Robi berjongkok di hadapan istrinya. Tangannya terulur merapikan rambut istrinya.  "Tidur aja lagi."

"Mau pipis, tapi malas banget mau jalan ke kamar mandi." Yura mendesah pelan.

Robi tersenyum maklum. Ia masih ingat sewaktu emaknya melahirkan Nisa dan Salwa, satu rumah juga ikut repot. Jadi, pemandangan Yura bukanlah hal baru baginya. Kemudian, tanpa banyak kata, ia mengangkat tubuh Yura membuat istirnya itu memekik kaget.

"Bi!"

"Kuantar ke kamar mandi. Nggak baik nahan pipis lama-lama."

"Uhh!" Yura tersipu, lalu menempelkan wajah ke pundak suaminya. "Aku bisa sendiri, kok."

Robi menurunkan Yura di dalam kamar mandi. Sambil menyalakan kran air hangat, sebelah tangannya meraih handuk di jemuran yang menempel di dinding. "Taruh situ aja celana dalamnya. Aku ambilin yang baru."

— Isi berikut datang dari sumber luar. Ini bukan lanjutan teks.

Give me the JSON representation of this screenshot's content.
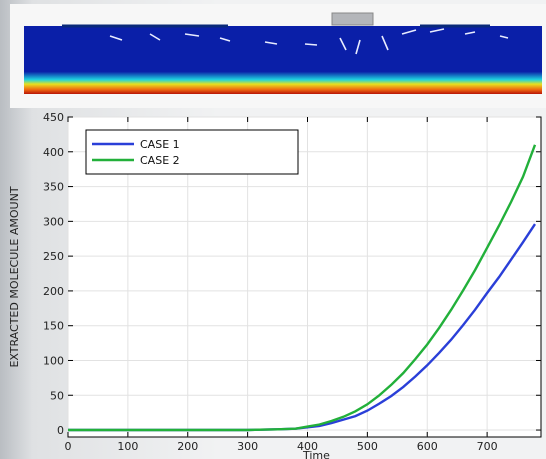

Yura hanya menjawab dengan anggukan sekali. Sejak di rumah sakit, memang Robi yang selalu menyiapkan celana dalam yang sudah dipasang pembalut untuknya. Awalnya, ia sangat malu akan hal itu, tetapi karena Robi seperti biasa saja ketika melakukannya, jadi ia pun membiasakan diri menerima hal itu. Bahkan, terkadang Robi juga yang menebrsihkab pembalut bekasnya sebelum dibungkus kertas dan dimasukkan tempat sampah. Ia tak bisa mencegah itu karena Robi cukup keras kepala untuk menjaga dan melayani dirinya setelah persalinan yang cukup menghebohkan kemarin.

Yura baru selesai membasuh diri dengan sabun dan air hangat ketika Robi masuk dengan celana dalam di tangannya.

"Sudah?"

"Dah."

"Sini." Robi meraih handuk, lalu mengeringkan istrinya dengan handuk. Setelahnya, ia memegang celana dalam Yura tepat di hadapan kakinya agar istrinya itu tidak perlu membungkuk untuk memakainya.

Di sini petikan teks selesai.